Since that time and still today, I am constantly looking for opportunities to both learn and give back. I have been witness to so many examples of up-down mentoring – especially in the age of warp-speed technological advances. Emerging staff often mentor senior architects. I chuckled recently when I walked past our VR lounge to see a Principal with a VR headset on – looking up and down, surrounded and being guided by our graphics team and his project team. On my own team, newly registered architect put together a “principal proof” animation – that our Principal-in-Charge and I could run (without fail) to a University Chancellor. At the same time, I am thrilled when I can still offer some lessons in programs such as Excel or Powerpoint to help our emerging staff.
Mentoring though is more than knowledge sharing. It is about helping others cultivate their own careers. It is listening, advising, sharing and being there. It can be opening doors, teaching new skills, or even having difficult conversations. We all benefit from being both a mentor and mentee. It is important to have both types of relationships within and outside of your firm.
I have been involved in a number of formal mentoring programs that, more often than not, have not been sustainable. It seems “forced” mentoring doesn’t always work. In my experience, informal and organic mentoring relationships have increased success rates. I have a number of professional colleagues I look up to, that I have never asked formally “will you be my mentor” – but they very much are. It is amazing, too, when you fast forward in your career how many of those different types of relationships add up. A great aspect about the longevity of this profession is interconnected nature of those relationships. They can have a profound impact on the trajectory of your own career – and you, in turn, can have an impact on the careers of others. This is to say, you must seek out mentors though; don’t wait for the formal programs.

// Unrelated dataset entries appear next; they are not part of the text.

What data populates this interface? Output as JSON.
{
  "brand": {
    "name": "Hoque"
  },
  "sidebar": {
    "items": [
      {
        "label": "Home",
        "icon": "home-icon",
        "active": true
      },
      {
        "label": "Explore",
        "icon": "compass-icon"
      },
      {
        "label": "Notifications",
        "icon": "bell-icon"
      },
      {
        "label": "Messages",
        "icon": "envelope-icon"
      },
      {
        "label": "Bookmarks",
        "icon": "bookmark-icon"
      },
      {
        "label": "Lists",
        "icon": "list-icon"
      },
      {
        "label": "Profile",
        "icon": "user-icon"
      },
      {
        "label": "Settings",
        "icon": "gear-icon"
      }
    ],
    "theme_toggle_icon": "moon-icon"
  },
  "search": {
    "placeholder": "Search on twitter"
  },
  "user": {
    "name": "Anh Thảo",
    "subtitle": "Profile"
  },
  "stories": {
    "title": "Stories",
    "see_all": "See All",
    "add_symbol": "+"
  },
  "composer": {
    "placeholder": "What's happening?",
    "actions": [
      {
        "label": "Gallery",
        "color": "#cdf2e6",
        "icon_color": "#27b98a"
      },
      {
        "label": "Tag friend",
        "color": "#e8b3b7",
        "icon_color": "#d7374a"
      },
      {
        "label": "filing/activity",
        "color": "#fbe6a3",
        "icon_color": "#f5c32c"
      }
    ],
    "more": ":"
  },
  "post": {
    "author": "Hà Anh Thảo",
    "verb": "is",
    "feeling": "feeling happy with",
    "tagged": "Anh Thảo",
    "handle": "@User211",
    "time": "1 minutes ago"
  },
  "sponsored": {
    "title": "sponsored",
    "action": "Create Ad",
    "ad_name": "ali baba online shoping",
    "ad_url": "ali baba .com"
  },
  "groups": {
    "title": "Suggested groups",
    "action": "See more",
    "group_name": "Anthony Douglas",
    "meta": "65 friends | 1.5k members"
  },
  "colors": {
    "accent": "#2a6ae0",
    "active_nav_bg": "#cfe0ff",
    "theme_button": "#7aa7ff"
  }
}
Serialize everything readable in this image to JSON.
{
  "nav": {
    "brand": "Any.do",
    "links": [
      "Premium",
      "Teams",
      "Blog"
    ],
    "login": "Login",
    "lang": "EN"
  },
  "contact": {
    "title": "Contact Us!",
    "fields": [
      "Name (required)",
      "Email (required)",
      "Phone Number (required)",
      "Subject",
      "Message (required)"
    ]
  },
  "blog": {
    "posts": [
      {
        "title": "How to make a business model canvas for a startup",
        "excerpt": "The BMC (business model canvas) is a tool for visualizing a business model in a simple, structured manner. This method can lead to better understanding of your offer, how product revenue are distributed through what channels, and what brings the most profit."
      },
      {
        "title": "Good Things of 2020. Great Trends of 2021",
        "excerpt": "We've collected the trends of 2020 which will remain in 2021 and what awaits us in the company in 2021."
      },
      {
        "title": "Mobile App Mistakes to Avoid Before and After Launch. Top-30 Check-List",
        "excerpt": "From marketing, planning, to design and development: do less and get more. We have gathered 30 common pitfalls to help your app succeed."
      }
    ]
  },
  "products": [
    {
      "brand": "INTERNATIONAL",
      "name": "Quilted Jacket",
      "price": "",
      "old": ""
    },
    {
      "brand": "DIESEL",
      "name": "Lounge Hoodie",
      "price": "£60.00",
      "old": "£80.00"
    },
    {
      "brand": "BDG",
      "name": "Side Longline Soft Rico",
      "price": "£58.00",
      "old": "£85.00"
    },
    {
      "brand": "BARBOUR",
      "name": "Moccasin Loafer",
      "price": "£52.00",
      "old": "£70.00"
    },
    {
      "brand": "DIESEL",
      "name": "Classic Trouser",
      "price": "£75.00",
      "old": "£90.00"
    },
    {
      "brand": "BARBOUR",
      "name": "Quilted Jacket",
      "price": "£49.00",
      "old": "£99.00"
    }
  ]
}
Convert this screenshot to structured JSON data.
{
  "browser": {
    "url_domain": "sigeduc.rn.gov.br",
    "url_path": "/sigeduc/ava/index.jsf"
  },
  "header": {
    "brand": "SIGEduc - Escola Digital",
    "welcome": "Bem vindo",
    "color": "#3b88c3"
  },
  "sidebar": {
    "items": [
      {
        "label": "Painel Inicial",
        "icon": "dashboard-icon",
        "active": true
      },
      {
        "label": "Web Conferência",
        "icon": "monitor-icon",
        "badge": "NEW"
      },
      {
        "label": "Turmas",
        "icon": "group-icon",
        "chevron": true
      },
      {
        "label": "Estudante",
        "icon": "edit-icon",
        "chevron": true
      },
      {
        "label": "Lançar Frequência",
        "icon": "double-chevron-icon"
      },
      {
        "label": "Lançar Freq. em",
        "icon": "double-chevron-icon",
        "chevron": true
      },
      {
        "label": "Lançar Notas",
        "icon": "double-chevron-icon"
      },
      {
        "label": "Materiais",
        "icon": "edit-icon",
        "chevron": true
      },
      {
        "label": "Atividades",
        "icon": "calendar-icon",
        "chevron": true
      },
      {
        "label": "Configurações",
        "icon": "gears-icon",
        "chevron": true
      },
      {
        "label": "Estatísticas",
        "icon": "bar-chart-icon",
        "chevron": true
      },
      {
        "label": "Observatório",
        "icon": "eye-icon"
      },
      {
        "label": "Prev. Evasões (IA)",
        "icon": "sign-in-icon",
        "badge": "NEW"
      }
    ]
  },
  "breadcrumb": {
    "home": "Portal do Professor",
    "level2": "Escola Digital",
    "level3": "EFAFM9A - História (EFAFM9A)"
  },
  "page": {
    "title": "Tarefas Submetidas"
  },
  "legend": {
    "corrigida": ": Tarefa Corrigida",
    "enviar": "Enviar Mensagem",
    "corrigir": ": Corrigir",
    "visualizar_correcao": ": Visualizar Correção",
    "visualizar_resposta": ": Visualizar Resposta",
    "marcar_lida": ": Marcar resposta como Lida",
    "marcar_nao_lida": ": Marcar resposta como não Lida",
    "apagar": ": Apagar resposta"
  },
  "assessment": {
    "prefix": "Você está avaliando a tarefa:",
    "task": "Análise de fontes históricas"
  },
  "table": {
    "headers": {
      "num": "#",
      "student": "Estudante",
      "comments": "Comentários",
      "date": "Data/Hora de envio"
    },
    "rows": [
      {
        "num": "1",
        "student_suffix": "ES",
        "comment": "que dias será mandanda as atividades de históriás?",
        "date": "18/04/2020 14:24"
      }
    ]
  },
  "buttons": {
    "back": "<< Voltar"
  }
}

In this day and age, in the open studio format, it is so easy to put in ear buds to tune out what is happening around you. It is totally understandable if you are in a production mode, or need to focus! Noise canceling headphones are a helpful tool, but I encourage keeping an ear opening for listening as much as possible to the discourse in the studio. Engage with team members at all levels of experience and seek out those with whom you can build those lasting mentoring relationships. Before long you will discover the magical impact mentoring can have in your career and life.